Biogeochemical processes in periglacial and subglacial environments play an important role in regulation of atmospheric CO2 contents, generation of soils, the evolution of landscape, and are critical to our understanding of terrestrial chemical denudation and global biogeochemical cycles, particularly as changes are occurring in glaciated systems. Two study sites located adjacent to the western Greenland Ice Sheet in this study are at Thule (76°N, 68°W) dominated by supraglacial melting with considerable contribution of solutes from periglacial environment, and at Kangerlussuaq (67°N, 50°W) with a well-developed subglacial drainage system as major source of solutes. PHREEQCi, a computer-based speciation mass-balance model, solves a series of chemical reactions simultaneously based on the input parameters of supraglacial meltwater as inflow and bulk meltwater as outflow, as well as being constrained by local mineralogy. PHREEQCi is an informative model for generating a range of weathering scenarios that could account for the observed changes in water chemistry between the supraglacial and bulk meltwater, and it makes the comparison between two sites with different climatic, glacio-hydrological and lithological settings straightforward.
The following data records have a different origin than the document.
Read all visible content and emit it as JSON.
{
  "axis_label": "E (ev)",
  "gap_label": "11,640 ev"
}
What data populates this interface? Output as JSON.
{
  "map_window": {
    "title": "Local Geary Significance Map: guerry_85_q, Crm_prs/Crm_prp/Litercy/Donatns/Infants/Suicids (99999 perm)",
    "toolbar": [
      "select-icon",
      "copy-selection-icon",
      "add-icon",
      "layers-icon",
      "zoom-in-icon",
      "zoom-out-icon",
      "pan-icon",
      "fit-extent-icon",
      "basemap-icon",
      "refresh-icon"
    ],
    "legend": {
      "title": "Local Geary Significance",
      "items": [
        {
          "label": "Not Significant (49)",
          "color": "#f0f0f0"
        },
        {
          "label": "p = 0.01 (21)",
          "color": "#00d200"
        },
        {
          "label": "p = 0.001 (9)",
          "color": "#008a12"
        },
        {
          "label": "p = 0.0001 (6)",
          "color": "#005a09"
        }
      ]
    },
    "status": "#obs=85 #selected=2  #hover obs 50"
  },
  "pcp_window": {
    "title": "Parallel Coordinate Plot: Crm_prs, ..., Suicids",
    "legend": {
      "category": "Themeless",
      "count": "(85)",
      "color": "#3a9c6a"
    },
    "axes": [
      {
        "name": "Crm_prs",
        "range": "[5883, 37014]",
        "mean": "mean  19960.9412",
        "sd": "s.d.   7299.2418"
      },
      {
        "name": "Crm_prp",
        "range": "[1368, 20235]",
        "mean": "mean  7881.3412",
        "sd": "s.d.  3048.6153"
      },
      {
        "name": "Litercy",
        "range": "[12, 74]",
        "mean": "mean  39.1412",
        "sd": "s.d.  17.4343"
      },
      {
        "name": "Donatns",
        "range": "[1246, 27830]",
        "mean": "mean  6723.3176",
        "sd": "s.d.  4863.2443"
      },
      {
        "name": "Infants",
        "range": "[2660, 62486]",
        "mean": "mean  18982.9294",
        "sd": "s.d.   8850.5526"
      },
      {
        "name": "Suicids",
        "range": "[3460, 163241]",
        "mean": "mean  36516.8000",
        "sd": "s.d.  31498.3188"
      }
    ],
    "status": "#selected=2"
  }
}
Model results indicate that the main weathering regime at Thule is sulfide oxidation coupled with silicate weathering, whereas at Kangerlussuaq carbonation dominants with a few exceptions and sulfide oxidation coupled with silicate weathering dominants over the late season. The feasibility of anoxic weathering, which is hypothesized to be present in subglacial environments, was also tested at the Kangerlussuaq site. For this scenario, the model demonstrates that methanogenesis can account for the bulk meltwater evolution by reducing organic carbon to methane. This study provides a suite of possible geochemical weathering reactions for interpreting water quality in the periglacial/subglacial environments. Inverse modeling typically does not provide a unique solution and additional constraints such as primary and secondary minerals are helpful to select the most likely weathering scenario.